I'll start at the beginning.
I've got an old
Samsung 55" Series 9 TV, model LA55A950D1F. Besides the crappy capacitors causing the power supply to take out the backlight driver board for the local dimming LED array about 3 years into the life of the TV, it's been great. Until it got cold this year. A couple of weeks ago, I noticed that every 8 or 10 scanlines, one scanline was completely dark on the left hand side and faded up to almost full brightness by the time it reached the right hand side of the screen. My first reaction was: "Great, that looks like a deteriorating connection on a hotbar attached flex cable!" And we all know how unrepairable that is.
Anyway, as one must do, I took it apart to see what's what. A bit of basic trouble shooting and I identified the board that seemed to control the panel and reseated all the connectors. No improvement. Took the board out, inspected cleaned and Googled the part number. Found it
listed at ShopJimmy as expected. The page had this comment:
IMPORTANT: Horizontal lines on the screen are virtually NEVER caused by a bad T-con board. Horizontal lines indicate a defective LCD panel (screen). Great!
I put the board back and decided to fiddle a bit with the connectors while observing what they do. I figured I might as well learn how it works. Anyway, I noticed that various combinations of partial connections on the connectors made the horizontal lines go away. I decided to Google to see if anyone has fixed a problem like this. Almost all advice out there seems to suggest that it's a faulty panel and the TV is not worth repairing. A few people suggested replacing the T-Con board. However, I
found one YouTube video that made me go WTF? That can never work. The guy (another Dave) disconnects the panel driver ribbon cable, covers a bunch of contacts with sticky tape and that apparently fixes the picture. I chuckled at the idea and dismissed it. Further Googling didn't reveal anything more fruitful so I decided to try the sticky tape trick, expecting some cool effect as things broke in semi-deterministic ways. I used about 10mm of tape and it neatly cut out about 1/16 of the screen, stuffed the colour on about 1/8 of the screen, but low and behold, the dark scanlines were gone. I was like, WTF? Anyway, I progressively cut down the insulating bit of tape to about 3mm and everything seemed to be almost OK, except there was a hue shift in the first 1/16 or less of the screen. So, I cut of a bit more tape and stuck it on. Low and behold, it seems to be fixed and after a quick visual inspection I can not see any picture issues. I'll have to reassemble the TV and do a more through test.

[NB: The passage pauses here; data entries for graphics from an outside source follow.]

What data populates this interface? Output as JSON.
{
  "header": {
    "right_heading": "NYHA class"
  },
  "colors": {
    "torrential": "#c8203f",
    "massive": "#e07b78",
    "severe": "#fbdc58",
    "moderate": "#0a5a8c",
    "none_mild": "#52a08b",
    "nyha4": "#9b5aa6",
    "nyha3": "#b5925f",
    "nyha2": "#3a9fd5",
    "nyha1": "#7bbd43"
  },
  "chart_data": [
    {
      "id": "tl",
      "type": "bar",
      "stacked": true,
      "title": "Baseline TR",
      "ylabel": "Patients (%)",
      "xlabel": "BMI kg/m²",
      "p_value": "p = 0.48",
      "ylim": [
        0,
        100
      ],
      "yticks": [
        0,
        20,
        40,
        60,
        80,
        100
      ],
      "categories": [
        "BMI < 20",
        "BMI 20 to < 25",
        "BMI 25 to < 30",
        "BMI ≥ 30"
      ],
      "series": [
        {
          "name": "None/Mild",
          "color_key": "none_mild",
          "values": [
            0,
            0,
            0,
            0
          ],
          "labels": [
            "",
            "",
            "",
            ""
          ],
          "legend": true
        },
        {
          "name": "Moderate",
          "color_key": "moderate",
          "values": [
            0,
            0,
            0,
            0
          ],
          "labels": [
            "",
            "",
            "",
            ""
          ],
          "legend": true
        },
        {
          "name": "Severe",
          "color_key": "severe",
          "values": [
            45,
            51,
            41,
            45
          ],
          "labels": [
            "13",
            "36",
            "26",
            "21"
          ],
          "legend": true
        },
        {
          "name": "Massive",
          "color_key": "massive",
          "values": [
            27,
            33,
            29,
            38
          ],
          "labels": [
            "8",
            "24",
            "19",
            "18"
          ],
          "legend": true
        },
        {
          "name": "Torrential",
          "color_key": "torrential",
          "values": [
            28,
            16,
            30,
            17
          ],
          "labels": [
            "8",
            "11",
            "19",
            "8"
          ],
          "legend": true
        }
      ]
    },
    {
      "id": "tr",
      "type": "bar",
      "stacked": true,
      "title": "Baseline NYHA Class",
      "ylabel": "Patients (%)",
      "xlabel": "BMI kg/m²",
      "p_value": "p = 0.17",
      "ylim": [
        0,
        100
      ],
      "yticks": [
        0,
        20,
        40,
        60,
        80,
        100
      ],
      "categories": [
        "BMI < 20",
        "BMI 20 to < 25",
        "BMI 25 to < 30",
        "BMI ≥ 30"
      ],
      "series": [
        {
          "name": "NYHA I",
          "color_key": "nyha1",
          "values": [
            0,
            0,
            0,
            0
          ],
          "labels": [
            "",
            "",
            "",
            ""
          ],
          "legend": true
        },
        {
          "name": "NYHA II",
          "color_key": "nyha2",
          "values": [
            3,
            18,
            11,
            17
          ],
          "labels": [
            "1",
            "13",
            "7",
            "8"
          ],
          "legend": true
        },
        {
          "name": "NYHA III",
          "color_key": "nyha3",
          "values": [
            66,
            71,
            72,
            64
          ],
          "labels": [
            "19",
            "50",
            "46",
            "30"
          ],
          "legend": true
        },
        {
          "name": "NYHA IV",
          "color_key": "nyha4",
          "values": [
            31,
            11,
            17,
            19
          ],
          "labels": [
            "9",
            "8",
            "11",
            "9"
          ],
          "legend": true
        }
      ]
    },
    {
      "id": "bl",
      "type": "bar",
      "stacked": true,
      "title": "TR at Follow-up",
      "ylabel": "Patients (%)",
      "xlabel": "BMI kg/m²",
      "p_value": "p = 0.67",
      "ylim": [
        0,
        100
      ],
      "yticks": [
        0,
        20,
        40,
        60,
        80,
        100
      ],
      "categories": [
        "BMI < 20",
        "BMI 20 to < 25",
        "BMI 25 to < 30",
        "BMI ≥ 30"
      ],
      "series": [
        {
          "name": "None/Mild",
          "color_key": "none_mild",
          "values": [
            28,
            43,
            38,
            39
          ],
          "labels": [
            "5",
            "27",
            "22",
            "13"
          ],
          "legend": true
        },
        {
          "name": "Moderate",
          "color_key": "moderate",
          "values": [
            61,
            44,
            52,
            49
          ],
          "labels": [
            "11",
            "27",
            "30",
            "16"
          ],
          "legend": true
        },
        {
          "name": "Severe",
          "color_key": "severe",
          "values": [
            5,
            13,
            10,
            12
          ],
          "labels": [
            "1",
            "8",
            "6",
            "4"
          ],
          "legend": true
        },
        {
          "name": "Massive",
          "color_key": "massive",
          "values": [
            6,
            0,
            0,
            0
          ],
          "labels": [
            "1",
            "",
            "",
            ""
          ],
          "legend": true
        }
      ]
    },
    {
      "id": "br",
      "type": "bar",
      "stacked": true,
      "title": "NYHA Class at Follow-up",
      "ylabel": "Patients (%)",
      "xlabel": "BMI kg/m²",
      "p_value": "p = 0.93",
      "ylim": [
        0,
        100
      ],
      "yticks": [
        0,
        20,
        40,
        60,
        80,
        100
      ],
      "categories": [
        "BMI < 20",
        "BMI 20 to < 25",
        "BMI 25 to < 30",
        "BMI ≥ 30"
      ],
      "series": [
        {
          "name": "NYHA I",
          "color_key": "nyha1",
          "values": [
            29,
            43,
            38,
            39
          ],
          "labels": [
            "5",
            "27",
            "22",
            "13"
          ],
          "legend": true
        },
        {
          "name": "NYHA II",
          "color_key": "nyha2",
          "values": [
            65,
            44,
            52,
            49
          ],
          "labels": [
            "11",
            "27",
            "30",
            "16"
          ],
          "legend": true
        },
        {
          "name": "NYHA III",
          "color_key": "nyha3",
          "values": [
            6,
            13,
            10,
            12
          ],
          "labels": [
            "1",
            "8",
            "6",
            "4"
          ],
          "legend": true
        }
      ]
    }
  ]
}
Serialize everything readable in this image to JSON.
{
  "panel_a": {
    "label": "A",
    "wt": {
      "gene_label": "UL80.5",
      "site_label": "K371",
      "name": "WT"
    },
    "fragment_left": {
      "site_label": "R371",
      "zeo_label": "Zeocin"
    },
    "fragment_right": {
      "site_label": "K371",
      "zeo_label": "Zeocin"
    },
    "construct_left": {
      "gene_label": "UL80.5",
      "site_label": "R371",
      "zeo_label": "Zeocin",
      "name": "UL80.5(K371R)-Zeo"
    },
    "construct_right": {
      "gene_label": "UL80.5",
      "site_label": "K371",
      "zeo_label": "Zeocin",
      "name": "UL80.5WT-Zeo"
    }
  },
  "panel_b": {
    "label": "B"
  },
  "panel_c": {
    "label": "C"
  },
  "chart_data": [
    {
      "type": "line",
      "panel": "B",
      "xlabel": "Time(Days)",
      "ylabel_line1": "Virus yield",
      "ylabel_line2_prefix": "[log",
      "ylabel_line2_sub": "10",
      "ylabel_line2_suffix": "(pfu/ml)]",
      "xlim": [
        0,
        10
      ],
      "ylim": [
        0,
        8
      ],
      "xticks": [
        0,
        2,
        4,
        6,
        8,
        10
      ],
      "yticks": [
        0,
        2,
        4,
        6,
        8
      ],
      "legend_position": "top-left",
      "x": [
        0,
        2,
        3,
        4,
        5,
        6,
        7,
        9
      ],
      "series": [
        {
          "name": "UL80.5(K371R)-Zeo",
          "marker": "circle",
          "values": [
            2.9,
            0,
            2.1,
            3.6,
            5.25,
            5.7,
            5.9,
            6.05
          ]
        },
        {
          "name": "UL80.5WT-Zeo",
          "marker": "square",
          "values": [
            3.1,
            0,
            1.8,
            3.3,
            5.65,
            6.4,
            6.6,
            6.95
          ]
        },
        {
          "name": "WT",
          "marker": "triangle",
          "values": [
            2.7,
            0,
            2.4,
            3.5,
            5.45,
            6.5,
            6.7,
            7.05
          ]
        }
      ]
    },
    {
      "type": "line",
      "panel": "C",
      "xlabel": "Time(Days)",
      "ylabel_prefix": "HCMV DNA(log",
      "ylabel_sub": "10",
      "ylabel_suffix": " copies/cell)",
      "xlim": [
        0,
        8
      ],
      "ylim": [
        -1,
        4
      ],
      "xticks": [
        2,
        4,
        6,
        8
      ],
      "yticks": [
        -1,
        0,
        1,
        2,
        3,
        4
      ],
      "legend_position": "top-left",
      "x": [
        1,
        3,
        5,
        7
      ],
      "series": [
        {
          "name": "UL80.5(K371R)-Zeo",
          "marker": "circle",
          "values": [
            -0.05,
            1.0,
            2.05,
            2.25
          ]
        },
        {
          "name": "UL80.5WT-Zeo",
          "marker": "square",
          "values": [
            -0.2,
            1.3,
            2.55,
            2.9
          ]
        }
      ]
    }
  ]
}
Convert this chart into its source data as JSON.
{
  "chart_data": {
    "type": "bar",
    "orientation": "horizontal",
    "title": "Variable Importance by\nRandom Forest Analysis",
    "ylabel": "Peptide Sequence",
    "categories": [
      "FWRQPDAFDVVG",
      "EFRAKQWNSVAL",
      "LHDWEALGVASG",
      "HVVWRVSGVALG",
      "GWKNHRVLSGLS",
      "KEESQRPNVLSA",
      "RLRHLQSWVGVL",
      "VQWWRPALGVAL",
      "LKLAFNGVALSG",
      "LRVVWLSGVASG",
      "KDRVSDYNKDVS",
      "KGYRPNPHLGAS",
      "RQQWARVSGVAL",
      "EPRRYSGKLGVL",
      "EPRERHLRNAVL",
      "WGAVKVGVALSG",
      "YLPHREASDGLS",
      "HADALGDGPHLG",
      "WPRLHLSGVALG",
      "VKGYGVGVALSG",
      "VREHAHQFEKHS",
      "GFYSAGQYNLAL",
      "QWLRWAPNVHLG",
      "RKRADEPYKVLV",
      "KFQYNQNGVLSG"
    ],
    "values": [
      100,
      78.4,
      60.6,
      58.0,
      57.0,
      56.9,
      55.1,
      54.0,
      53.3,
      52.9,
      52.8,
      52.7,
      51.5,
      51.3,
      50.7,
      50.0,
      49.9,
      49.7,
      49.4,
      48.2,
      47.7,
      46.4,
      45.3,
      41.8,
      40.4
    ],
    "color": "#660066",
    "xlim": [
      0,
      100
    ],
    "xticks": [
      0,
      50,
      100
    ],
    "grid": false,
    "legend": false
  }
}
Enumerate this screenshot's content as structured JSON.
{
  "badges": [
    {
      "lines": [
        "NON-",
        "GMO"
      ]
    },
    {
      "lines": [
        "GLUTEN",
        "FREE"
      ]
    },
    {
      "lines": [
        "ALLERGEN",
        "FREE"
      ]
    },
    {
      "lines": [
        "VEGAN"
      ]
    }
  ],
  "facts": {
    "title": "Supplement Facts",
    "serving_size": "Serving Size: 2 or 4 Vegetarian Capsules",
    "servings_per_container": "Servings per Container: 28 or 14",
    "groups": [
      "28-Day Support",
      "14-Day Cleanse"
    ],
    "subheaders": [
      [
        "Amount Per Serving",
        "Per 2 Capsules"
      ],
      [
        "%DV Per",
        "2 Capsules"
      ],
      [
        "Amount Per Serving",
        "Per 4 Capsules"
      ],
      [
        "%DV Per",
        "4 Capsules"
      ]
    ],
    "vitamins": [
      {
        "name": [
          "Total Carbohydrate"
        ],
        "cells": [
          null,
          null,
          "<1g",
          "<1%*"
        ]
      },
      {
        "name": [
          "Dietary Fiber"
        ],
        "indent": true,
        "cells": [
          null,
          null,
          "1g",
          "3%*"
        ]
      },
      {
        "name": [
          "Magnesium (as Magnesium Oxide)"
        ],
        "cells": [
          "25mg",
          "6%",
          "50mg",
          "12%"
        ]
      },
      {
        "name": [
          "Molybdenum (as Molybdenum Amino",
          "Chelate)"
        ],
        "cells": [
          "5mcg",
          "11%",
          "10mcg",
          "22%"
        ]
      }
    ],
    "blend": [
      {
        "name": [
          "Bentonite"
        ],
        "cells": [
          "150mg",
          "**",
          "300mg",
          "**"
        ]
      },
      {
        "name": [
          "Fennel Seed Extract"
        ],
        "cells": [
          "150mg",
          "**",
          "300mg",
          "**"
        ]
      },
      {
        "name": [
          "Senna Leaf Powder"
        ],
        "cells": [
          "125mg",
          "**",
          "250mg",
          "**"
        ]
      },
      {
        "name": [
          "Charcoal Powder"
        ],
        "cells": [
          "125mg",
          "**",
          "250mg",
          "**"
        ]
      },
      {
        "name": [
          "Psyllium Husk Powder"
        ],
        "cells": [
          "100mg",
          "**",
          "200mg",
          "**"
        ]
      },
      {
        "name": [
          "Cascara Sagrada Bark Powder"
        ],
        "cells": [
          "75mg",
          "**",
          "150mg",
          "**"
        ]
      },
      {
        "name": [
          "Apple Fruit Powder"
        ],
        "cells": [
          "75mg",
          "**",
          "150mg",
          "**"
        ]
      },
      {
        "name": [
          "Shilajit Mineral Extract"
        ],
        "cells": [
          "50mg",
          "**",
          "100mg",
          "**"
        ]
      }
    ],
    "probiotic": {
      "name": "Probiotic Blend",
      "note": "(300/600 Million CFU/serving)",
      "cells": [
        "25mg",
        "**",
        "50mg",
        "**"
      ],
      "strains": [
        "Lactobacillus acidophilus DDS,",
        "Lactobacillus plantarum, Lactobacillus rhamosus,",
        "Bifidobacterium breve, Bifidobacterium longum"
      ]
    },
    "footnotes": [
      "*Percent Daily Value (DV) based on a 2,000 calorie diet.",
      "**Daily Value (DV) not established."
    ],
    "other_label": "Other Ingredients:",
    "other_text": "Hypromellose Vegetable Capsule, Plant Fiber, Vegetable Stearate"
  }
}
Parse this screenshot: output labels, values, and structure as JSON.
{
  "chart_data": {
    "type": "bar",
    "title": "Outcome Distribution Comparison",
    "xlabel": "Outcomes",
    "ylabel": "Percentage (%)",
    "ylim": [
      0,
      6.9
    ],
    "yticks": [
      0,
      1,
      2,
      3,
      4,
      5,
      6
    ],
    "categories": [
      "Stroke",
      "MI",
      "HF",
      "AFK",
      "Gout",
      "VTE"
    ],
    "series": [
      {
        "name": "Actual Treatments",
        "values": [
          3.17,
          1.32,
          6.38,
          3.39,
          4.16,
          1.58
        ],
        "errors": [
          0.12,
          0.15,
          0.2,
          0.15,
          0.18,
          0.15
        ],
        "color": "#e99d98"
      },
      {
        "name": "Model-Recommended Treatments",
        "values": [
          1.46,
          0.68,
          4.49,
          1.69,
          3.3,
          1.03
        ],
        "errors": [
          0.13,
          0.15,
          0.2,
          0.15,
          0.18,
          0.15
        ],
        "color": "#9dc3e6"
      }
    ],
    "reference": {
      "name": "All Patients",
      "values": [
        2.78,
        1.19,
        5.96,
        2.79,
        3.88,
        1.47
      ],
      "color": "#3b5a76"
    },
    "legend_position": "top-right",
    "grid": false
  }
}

Anyway, reason for the long post is to ask, how can this work? You'd think that blocking some of the data lines would cause some information to be lost and therefore degrade the picture. Does anyone have a explanation? Theories? I'm really curious about this one.
It would be educational to observe the data lines going to the panel with a scope and see how they work, but unfortunately I don't have a scope.